Meanwhile, companies that have applied for and received Paycheck Protection Program (PPP) funds under the Coronavirus Aid, Relief and Economic Security (CARES) Act can breathe a sigh of relief knowing that these forgivable loans will enable their employees for the stay gainfully employed for the next few weeks.
The next phase will be the issuance of a loan waiver, and that requires several accounting considerations, starting with how a company should account for the revenue from PPP. There are essentially two options.
Since a PPP loan is legally considered a debt, it can be accounted for in accordance with Accounting Standards Codification (ASC) 470 whether or not the loan has been waived.

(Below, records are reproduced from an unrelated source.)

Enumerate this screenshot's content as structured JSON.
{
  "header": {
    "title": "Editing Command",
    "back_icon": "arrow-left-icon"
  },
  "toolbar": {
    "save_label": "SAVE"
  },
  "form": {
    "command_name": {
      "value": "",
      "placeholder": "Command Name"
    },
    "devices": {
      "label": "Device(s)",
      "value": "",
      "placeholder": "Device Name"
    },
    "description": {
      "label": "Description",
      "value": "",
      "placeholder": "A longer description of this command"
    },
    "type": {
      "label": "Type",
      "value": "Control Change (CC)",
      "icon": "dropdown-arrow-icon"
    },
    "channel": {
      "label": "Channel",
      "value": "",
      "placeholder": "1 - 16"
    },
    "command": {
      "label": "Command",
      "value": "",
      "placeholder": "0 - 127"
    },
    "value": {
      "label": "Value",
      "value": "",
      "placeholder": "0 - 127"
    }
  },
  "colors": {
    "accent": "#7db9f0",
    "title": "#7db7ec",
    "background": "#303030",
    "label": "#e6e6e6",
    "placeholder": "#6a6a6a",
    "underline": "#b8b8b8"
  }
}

Additionally, if the company expects the PPP criteria for forgiveness to be met in full, it can book the proceeds as if it were a government grant. In any event, PPP beneficiaries should include a clear disclosure of the loan in their financial statements.
Under the ASC 470 or debt model, a company receiving a PPP loan would recognize a liability in full for the proceeds received and accrue 1% interest. Under the debt model, borrowers are required to formally apply for loan relief, including submitting documents to verify the existence and accuracy of qualified expenses. The profit resulting from the loan waiver is measured on the basis of the net book value of the PPP loan, which – if waived – should include accrued interest and unamortized deferred financing costs in relation to the recoverable portion of the loan. This gain should be recorded as a separate line item in the income statement.

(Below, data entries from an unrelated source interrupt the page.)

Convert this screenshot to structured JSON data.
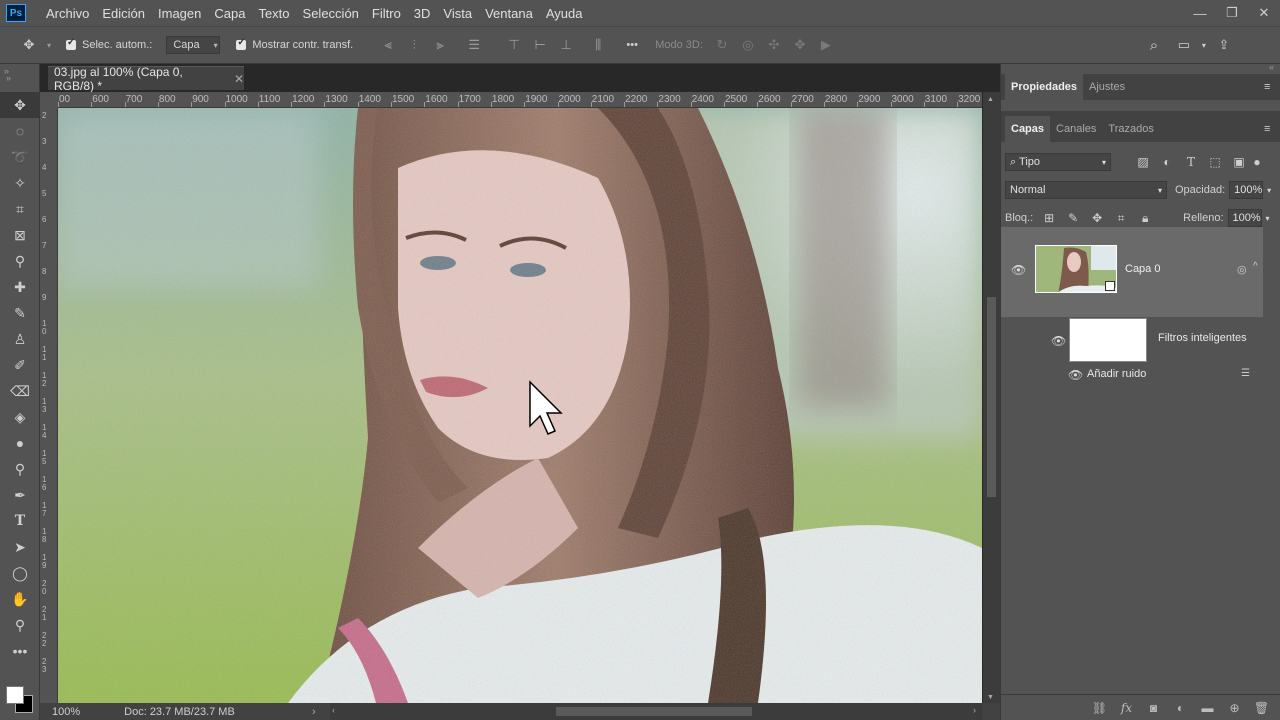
{
  "app": {
    "logo_text": "Ps"
  },
  "menu": [
    "Archivo",
    "Edición",
    "Imagen",
    "Capa",
    "Texto",
    "Selección",
    "Filtro",
    "3D",
    "Vista",
    "Ventana",
    "Ayuda"
  ],
  "window_controls": {
    "minimize": "—",
    "restore": "❐",
    "close": "✕"
  },
  "options": {
    "auto_select_label": "Selec. autom.:",
    "auto_select_value": "Capa",
    "show_transform_label": "Mostrar contr. transf.",
    "mode3d_label": "Modo 3D:",
    "more_label": "•••"
  },
  "document": {
    "tab_title": "03.jpg al 100% (Capa 0, RGB/8) *",
    "zoom": "100%",
    "doc_info": "Doc: 23.7 MB/23.7 MB",
    "ruler_top": [
      "00",
      "600",
      "700",
      "800",
      "900",
      "1000",
      "1100",
      "1200",
      "1300",
      "1400",
      "1500",
      "1600",
      "1700",
      "1800",
      "1900",
      "2000",
      "2100",
      "2200",
      "2300",
      "2400",
      "2500",
      "2600",
      "2700",
      "2800",
      "2900",
      "3000",
      "3100",
      "3200"
    ],
    "ruler_left": [
      "2",
      "3",
      "4",
      "5",
      "6",
      "7",
      "8",
      "9",
      "10",
      "11",
      "12",
      "13",
      "14",
      "15",
      "16",
      "17",
      "18",
      "19",
      "20",
      "21",
      "22",
      "23"
    ]
  },
  "panels": {
    "top_tabs": [
      "Propiedades",
      "Ajustes"
    ],
    "layer_tabs": [
      "Capas",
      "Canales",
      "Trazados"
    ],
    "filter_kind": "Tipo",
    "blend_mode": "Normal",
    "opacity_label": "Opacidad:",
    "opacity_value": "100%",
    "lock_label": "Bloq.:",
    "fill_label": "Relleno:",
    "fill_value": "100%",
    "layer_name": "Capa 0",
    "smart_filters_label": "Filtros inteligentes",
    "filter_item": "Añadir ruido"
  },
  "colors": {
    "ui_bg": "#535353",
    "canvas_bg": "#282828",
    "accent": "#31a8ff"
  }
}
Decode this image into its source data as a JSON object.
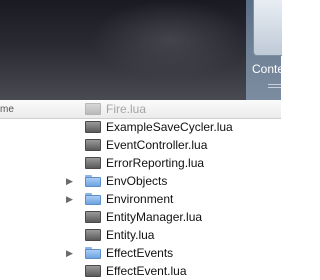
{
  "toolbar": {
    "right_label": "Conte"
  },
  "columns": {
    "name_header": "me",
    "faded_item": "Fire.lua"
  },
  "files": [
    {
      "name": "ExampleSaveCycler.lua",
      "type": "file",
      "expandable": false
    },
    {
      "name": "EventController.lua",
      "type": "file",
      "expandable": false
    },
    {
      "name": "ErrorReporting.lua",
      "type": "file",
      "expandable": false
    },
    {
      "name": "EnvObjects",
      "type": "folder",
      "expandable": true
    },
    {
      "name": "Environment",
      "type": "folder",
      "expandable": true
    },
    {
      "name": "EntityManager.lua",
      "type": "file",
      "expandable": false
    },
    {
      "name": "Entity.lua",
      "type": "file",
      "expandable": false
    },
    {
      "name": "EffectEvents",
      "type": "folder",
      "expandable": true
    },
    {
      "name": "EffectEvent.lua",
      "type": "file",
      "expandable": false
    }
  ],
  "icons": {
    "file": "lua-file-icon",
    "folder": "folder-icon",
    "expand": "disclosure-triangle-icon"
  }
}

For the purposes of the cash flow statement, PPP revenues recognized as liabilities would be reported as cash inflow from financing activities. All amounts repaid would be reported as an outflow of funds from financing activities and amounts waived would be reported as a non-cash financing activity.
When a company moves to the public grant model, if it expects to meet the eligibility and loan waiver criteria, it may essentially account for the yielding PPP loan as a government grant earned by complying with the loan waiver criteria. If the company does not expect to meet the PPP eligibility and loan waiver criteria, the proceeds should be accounted for as debt as discussed above.

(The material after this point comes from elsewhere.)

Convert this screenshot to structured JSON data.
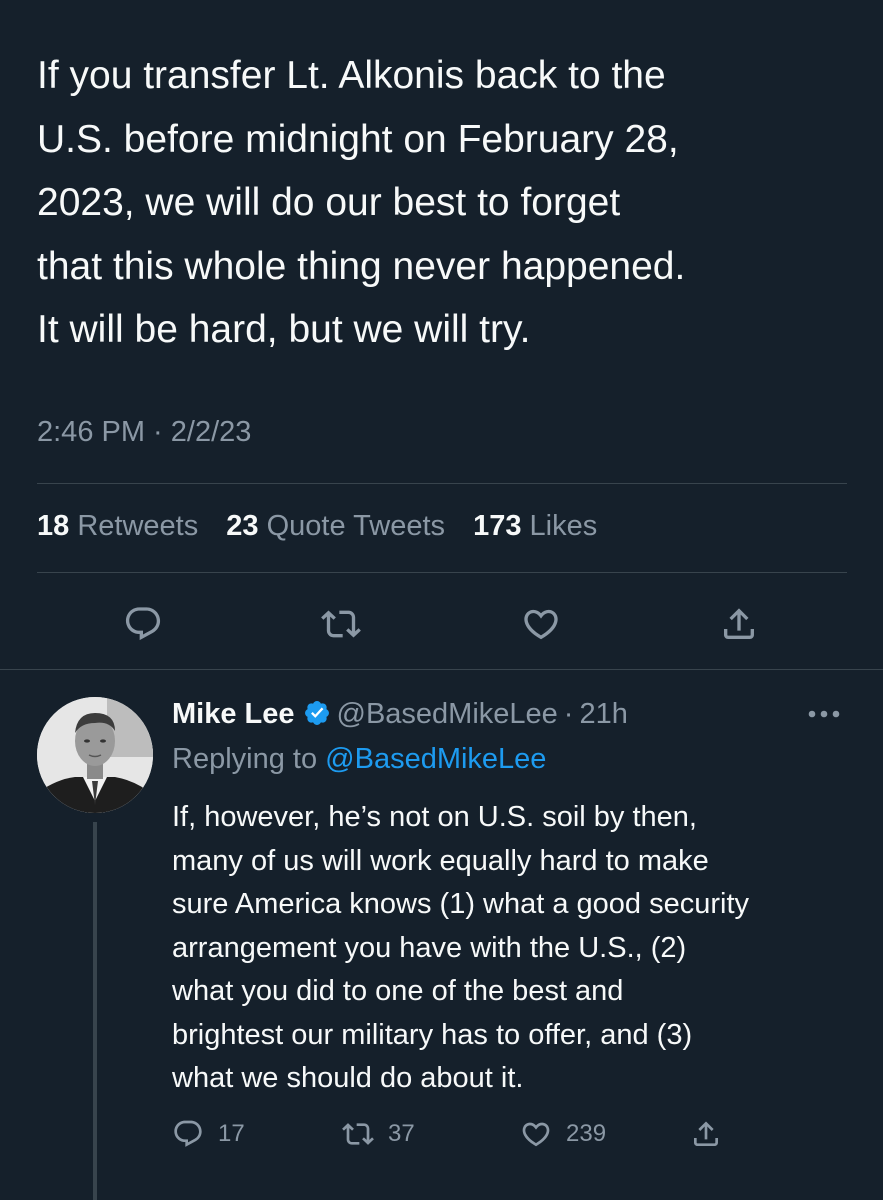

US GAAP does not address how for-profit corporations should account for government grants that are not in the form of a tax credit or revenue from a contract with a customer. As such, companies must determine appropriate accounting by analogy with other guidelines. However, a company that accounts for PPP revenue as a government grant must continually reassess its ability to meet the waiver conditions and potentially reverse earnings if it can no longer support a conclusion that it expects to meet the conditions . A nonprofit receiving a government grant should apply ASC 958-605 and recognize loan waiver as a qualifying expense.
Regardless of whether you opt for the debt or the grant model, all related qualifying expenses should continue to be recognized in profit or loss. Payroll, rent, utilities, and mortgage interest are costs that should be reported in the income statement per custom.
We understand – there is much to know about this welcome but sometimes confusing program. Additional regulatory guidance may be in the pipeline, but in the meantime a professional financial services firm should be able to address any issues related to PPP accounting considerations.